The whole project is navigable through one local Flask dashboard (http://localhost:5001) — literature, sample, figures and verdicts in a single workflow.

Dashboard research overview
Research overview
16 papers, real sample, identification design and core results in one entry point
CMA evidence tiers and H7 interaction detail
CMA evidence tiers & H7 interaction
support strength, robustness and sector interaction for all 7 hypotheses on one screen
More screenshots (full-page)

There is no public hosted demo — run it locally (below).


Run it

make sync                      # install pinned deps from uv.lock (reproducible)
index-inclusion-dashboard      # then open http://localhost:5001

make rebuild                   # 10 步: re-run the full offline pipeline (events → CMA → figures → report)
make verdicts                  # print the 7-hypothesis verdict table in the terminal
make ci                        # lint + type-check + coverage gate + project health checks

Dashboard modes: / (overview), /?mode=brief (3-min read), /?mode=full (everything), /paper/<id> (single-paper reader + source PDF).


How it's built (the engineering)

The research is ~11k lines; the rest is the infrastructure that makes it reproducible and auditable end-to-end — built to the standard I'd want a research codebase held to.

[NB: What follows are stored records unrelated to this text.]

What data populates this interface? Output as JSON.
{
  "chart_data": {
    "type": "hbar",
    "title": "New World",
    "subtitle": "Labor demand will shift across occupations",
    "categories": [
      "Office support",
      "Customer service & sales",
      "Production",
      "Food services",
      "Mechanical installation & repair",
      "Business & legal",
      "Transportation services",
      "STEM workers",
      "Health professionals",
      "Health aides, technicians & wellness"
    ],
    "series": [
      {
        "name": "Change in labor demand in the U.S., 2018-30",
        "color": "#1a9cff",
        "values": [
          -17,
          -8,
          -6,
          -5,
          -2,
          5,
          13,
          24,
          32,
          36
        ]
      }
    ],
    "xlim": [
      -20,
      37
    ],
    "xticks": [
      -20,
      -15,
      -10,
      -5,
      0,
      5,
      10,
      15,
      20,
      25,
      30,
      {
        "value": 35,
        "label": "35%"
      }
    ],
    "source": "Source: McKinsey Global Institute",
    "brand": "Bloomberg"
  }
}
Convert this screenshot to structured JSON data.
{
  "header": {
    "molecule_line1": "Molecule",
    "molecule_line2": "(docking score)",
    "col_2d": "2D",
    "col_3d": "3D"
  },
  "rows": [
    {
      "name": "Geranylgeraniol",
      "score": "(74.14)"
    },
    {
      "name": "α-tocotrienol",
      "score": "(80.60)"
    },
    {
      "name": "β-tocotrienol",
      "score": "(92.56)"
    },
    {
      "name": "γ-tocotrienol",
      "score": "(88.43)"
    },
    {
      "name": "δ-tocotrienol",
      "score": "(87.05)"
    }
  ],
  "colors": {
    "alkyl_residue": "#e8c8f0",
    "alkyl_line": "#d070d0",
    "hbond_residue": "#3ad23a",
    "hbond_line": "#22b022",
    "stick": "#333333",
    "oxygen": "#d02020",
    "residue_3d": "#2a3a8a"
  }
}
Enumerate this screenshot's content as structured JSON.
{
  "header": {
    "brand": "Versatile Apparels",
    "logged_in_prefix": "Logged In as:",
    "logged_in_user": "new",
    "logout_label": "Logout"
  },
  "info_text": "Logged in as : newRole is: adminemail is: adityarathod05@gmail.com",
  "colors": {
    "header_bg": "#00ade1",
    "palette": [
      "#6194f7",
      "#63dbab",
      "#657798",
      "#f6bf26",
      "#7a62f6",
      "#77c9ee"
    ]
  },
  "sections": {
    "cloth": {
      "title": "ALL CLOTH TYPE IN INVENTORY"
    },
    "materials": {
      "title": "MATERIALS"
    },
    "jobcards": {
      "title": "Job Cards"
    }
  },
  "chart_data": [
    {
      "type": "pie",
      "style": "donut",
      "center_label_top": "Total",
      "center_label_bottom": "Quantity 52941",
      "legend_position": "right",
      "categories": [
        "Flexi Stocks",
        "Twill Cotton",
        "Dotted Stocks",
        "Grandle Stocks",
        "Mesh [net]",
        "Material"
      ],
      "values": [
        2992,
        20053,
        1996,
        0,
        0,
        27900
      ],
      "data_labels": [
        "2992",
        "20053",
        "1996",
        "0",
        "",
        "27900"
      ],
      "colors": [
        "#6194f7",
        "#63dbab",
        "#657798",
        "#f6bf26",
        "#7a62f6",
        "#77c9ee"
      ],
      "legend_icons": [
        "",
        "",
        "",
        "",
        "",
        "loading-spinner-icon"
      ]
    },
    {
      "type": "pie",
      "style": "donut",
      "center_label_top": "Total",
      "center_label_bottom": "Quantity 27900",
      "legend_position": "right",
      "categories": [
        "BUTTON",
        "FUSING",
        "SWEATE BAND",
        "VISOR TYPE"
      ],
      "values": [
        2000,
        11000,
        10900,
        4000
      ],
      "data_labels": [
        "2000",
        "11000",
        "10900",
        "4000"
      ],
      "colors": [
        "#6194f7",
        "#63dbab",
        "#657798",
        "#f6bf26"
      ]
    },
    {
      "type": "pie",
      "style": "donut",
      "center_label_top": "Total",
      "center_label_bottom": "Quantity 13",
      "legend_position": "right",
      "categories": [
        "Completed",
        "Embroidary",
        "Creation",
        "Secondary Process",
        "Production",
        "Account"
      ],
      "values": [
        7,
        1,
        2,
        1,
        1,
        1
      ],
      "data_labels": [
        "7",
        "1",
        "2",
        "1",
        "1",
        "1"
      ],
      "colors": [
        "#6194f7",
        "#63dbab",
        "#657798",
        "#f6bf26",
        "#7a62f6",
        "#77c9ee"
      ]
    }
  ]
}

  • Deterministic, offline pipeline. index-inclusion-rebuild-all recomputes every result from data/ in ~3 min with no network calls; the frozen verdict baseline reproduces unchanged on re-run — a pap-diff drift audit confirms all 7 hypotheses stay put.
  • Automated quality gates. A custom doctor framework runs 30 health checks (artifact freshness, schema contracts, chart registry, cross-document consistency) and a paper-integrity gate cross-checks that the README/paper numbers actually match the committed CSVs; index-inclusion-paper-skeleton regenerates the paper skeleton straight from the frozen artifacts. make ci is green.
  • Tested. ~1,190 unit + integration tests (event study, matching + covariate balance, robustness, pipeline main() integration, dashboard rendering), lint (ruff) and mypy clean.
  • Honest seeds & snapshots. All randomness is seeded; verdict baselines are snapshotted so any drift in conclusions is visible over time.

Methods stack

Event study (market-adjusted + market-model AR, Patell Z, BMP t) · propensity-style matched controls with Stuart-2010 SMD balance · long-window retention · pseudo-event placebos · sign-flip permutation tests · event-clustered (CRV1) SE · post-hoc power analysis (MDE) · Bonferroni/BH multiple-testing correction.


Repo map

src/index_inclusion_research/
  analysis/          event study, regressions, RDD, cross-market asymmetry, robustness, power
  pipeline/          sample construction, matching (+ covariate balance)
  outputs/           figure & table builders
  dashboard/ web/    Flask app + templates/static (the interactive front-end)
  doctor/            project-health check framework
data/                raw/ + processed/
results/             event_study/, regressions/, figures/, tables/, real_*/, literature/
docs/                literature maps, methodology, limitations, identification roadmap (some in Chinese)
tests/               ~1,190 unit + integration tests

Deeper write-ups (several in Chinese): research delivery package · paper outline · limitations · identification roadmap · CLI reference — 43 个 console scripts.


About this project

A solo build that takes an established question in the index-inclusion literature and implements it end-to-end — data, event study, matched-control design, robustness, and an interactive research front-end — with the goal of getting the process right (reproducibility, honest inference, clean code) rather than forcing a headline result. Licensed MIT.